Bepaling van een correctiecurve:
Met een eenvoudig circuit kunnen we proberen een correctiecurve te bepalen. Hiervoor gebruiken we de eenvoudige hot conductor sensor en de DS18B20 als referentie. We verbinden de middelste pinnen van beide modules met +5V op de Arduino en de pinnen van beide modules met GND. We verbinden de S-pin van de NTC module op A0 en de S-pin van de DS18B20 module op D2. Zodat we dezelfde temperatuur krijgen voor beide sensoren, verbinden we ze als de volgende afbeelding laat zien.
Laten we nu het volgende programma uploaden naar de Arduino.

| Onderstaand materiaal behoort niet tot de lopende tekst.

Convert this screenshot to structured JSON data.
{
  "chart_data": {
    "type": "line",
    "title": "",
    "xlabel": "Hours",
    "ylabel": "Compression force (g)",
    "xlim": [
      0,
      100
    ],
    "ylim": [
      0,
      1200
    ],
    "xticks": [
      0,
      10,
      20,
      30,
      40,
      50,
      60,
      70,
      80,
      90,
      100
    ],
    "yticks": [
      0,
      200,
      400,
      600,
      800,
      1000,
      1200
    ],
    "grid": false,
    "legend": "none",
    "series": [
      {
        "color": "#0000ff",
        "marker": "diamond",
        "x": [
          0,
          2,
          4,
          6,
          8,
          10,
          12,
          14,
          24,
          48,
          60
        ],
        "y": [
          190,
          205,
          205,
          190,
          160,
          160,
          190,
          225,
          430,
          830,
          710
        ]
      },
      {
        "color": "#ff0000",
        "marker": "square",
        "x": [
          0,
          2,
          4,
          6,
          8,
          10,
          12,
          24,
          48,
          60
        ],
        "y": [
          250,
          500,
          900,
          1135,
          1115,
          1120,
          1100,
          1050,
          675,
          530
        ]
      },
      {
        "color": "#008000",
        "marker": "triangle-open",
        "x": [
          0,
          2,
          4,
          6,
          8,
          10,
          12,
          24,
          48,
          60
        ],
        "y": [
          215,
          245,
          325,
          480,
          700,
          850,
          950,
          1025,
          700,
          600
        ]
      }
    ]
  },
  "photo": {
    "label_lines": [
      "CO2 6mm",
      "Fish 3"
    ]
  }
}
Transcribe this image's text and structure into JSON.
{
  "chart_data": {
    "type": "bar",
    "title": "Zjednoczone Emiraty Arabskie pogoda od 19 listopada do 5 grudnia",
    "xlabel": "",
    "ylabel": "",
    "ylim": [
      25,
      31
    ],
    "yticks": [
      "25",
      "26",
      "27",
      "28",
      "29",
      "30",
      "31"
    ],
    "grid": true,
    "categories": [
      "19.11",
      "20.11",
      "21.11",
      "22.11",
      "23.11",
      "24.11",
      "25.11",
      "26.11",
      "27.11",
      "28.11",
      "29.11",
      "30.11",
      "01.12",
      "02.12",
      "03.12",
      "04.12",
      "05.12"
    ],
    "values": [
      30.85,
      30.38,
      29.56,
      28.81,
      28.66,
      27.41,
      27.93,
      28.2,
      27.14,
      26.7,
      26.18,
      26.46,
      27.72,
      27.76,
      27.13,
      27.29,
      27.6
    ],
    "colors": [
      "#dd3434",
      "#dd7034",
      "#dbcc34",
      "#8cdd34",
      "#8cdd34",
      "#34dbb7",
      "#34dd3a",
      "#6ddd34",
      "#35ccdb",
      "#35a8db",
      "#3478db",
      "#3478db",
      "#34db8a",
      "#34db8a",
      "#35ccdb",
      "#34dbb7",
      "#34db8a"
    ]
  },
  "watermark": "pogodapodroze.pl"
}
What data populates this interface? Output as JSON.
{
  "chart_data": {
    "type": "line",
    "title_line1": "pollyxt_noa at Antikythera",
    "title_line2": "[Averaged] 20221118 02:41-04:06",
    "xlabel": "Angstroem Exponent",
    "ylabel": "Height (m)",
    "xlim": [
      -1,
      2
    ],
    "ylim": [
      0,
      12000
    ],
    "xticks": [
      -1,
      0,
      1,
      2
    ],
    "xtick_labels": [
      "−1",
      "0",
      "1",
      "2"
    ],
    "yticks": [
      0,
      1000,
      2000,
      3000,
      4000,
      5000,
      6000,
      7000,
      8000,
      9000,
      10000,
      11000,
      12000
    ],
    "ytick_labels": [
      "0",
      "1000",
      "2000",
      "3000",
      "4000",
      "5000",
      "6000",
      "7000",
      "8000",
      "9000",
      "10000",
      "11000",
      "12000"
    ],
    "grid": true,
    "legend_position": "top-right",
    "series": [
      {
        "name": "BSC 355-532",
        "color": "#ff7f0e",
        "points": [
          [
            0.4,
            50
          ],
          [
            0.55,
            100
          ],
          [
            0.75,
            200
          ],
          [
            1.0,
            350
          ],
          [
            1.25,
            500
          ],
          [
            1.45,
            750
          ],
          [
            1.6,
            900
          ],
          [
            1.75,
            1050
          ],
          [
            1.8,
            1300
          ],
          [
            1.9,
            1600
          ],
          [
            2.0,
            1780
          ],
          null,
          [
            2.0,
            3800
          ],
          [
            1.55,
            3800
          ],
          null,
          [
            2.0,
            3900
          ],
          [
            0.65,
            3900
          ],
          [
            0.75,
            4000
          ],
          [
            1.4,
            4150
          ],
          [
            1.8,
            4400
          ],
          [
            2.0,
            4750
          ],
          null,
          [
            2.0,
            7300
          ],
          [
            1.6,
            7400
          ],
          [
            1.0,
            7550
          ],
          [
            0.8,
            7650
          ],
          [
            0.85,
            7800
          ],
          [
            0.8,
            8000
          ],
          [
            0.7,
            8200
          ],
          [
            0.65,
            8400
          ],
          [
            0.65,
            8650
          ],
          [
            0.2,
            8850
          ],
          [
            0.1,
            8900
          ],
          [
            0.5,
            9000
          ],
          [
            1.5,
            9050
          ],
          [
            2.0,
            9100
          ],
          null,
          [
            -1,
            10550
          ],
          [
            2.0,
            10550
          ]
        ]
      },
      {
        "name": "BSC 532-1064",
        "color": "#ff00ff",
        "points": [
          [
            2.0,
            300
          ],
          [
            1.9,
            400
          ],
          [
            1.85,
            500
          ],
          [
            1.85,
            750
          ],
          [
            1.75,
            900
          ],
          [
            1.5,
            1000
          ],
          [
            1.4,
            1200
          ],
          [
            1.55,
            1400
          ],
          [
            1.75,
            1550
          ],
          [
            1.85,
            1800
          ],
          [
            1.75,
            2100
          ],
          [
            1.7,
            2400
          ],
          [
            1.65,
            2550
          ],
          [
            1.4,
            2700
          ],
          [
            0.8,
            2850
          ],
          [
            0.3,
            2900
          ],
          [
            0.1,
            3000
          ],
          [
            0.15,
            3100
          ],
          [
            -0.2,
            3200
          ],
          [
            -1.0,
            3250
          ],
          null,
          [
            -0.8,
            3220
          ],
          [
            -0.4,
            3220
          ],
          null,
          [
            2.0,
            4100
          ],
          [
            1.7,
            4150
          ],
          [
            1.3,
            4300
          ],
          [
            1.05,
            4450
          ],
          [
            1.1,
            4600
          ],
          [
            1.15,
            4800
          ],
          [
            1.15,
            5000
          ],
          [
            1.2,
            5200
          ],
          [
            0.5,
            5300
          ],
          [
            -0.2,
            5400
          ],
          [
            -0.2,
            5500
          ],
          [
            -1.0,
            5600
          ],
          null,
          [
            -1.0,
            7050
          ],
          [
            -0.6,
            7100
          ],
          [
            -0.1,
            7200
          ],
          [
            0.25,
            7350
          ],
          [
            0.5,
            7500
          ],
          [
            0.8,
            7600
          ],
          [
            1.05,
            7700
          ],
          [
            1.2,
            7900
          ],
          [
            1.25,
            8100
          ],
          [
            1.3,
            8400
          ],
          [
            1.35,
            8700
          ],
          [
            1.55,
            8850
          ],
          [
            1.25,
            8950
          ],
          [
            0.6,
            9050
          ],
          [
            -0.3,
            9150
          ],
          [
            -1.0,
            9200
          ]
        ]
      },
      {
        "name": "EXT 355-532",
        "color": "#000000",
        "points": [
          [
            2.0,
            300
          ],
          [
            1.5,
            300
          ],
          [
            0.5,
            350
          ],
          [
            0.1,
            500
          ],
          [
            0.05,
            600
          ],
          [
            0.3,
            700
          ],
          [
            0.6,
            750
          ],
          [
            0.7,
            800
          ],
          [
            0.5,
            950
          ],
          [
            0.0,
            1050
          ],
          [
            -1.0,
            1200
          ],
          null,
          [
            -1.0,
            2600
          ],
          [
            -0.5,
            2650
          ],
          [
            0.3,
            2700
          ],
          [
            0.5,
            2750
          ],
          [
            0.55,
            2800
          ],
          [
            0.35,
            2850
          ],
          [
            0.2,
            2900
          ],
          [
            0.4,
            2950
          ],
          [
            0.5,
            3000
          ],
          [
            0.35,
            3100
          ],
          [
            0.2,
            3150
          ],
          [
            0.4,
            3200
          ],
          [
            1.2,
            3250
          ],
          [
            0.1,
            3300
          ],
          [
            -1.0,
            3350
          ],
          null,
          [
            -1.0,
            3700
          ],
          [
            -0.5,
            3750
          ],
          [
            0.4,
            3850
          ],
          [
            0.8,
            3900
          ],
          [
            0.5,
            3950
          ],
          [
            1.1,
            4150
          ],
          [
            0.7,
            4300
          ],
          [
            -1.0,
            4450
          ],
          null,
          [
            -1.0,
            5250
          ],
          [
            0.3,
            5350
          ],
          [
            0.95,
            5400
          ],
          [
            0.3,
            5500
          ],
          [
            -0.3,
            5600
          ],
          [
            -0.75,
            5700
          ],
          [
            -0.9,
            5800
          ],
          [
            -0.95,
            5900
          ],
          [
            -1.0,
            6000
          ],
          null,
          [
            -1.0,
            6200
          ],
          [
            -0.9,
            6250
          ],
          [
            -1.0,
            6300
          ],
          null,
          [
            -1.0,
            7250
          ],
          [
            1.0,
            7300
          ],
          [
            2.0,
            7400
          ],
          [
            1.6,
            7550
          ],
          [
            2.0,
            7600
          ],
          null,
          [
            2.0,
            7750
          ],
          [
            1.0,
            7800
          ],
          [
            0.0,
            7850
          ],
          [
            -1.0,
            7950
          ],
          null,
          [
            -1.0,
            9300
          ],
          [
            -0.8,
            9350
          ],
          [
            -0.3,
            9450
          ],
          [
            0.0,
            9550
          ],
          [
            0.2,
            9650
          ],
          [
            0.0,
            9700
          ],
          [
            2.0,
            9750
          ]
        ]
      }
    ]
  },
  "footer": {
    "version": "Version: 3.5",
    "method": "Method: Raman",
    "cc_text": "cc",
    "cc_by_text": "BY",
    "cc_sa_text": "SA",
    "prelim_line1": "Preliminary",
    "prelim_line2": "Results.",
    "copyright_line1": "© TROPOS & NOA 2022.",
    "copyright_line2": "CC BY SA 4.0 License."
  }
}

En sluit de pin 8 op de Arduino aan met Ground om de output te stoppen.
* Hete geleider en vervolgens test ze
* Een DS18B20 sensor wordt gebruikt voor referentie
*/
#include <OneWire.h>
#include <DallasTemperature.h>
Verbindingen
const byte ds18b20 = 2; referentiesensor
const byte sensor = 0; sensor te eiken
const byte output = 8; invoer om de uitvoer te onderdrukken.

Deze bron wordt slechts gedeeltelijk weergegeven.